Nanoparticles play an important role in protecting sensitive drugs like RNA and proteins from being broken down before reaching their target cells. Lipid nanoparticles were key to the COVID-19 mRNA vaccines but depend on alcohol-based solvents and sensitive manufacturing steps, making them difficult to scale up and less suitable for protein delivery.
“We wanted to make a delivery system that could work for both RNA and protein therapies—because right now, most platforms are specialized for just one,” said first author Samir Hossainy, who was a UChicago PME graduate student during the research. “We also wanted to make it scalable, without needing toxic solvents or complicated microfluidics.”
Hossainy proposed that polymer-based nanoparticles could be more robust and customizable than existing options. He identified the necessary features so that particles would have the right shapes, sizes, and charges needed by the immune system.
He then used chemical techniques to design new nanoparticles from scratch. After testing more than twelve materials, he found one where the polymer—and any desired protein—remained dissolved in cold water but self-assembled into uniformly sized nanoparticles when warmed to room temperature.

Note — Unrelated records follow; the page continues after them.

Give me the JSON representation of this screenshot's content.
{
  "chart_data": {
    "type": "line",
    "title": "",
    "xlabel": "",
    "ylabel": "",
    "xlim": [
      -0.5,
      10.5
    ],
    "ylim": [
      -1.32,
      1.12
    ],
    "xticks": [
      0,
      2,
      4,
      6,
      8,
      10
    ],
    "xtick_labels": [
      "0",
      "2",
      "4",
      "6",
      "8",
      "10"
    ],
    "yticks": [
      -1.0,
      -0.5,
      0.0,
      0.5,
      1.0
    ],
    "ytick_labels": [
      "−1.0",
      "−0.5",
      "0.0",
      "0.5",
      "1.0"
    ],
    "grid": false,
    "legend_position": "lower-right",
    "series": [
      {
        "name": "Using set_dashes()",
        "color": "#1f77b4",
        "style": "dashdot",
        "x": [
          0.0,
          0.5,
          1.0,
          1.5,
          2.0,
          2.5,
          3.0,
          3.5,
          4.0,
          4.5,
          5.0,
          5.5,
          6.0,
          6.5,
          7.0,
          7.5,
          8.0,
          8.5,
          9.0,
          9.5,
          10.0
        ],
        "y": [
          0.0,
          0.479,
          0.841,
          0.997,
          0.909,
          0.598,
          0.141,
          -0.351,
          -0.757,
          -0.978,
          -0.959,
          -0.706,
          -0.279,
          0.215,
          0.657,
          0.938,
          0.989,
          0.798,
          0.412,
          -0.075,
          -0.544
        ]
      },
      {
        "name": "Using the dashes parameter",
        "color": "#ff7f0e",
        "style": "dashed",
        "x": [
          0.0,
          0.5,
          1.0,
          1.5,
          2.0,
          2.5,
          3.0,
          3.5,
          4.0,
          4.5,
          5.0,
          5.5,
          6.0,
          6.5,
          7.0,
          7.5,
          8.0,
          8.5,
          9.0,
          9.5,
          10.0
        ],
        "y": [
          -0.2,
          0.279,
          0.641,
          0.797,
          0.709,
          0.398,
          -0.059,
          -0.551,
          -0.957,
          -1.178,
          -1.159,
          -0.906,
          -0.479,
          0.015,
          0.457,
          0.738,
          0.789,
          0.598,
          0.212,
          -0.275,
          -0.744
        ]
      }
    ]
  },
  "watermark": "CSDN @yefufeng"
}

“Our particle size and morphology is dictated only by the chemistry of the polymers that I designed from the bottom up,” explained Hossainy. “We don’t have to worry about different particle sizes forming, which is a challenge with a lot of today’s nanoparticles.”
To test their approach, Hossainy worked with colleagues in Rowan’s lab as well as former UChicago PME professor Jeffrey Hubbell (now at New York University). They showed that these particles can encapsulate protein and RNA cargo at higher levels than most current systems. The particles can also be freeze-dried and stored without refrigeration until needed.
In experiments related to vaccination, they found that injecting mice with these nanoparticles carrying a protein led to long-lasting antibody responses. Another experiment demonstrated their use in carrying proteins meant to prevent immune reactions in allergic asthma models. A third experiment showed injection into tumors could block cancer-related genes and slow tumor growth in mice.
“The exciting thing is that we didn't need to tailor a different system for each use case,” said Hossainy. “This one formulation worked for everything we tried—proteins, RNA, immune activation, immune suppression and direct tumor targeting.”
One major advantage over lipid-based models is potential ease of production worldwide: freeze-dried formulations could be shipped anywhere; mixing with cold water followed by warming would prepare them for patient use.
“Being able to store these dry drastically improves the stability of the RNA or protein,” said Hossainy.
The team plans further work on expanding cargo types—including messenger RNA—and aims to collaborate on pre-clinical trials applying this technology to vaccine or drug delivery challenges.
The study was supported by funding from the National Institute of Allergy and Infectious Diseases (75N93019C00041) and the Chicago Immunoengineering Innovation Center.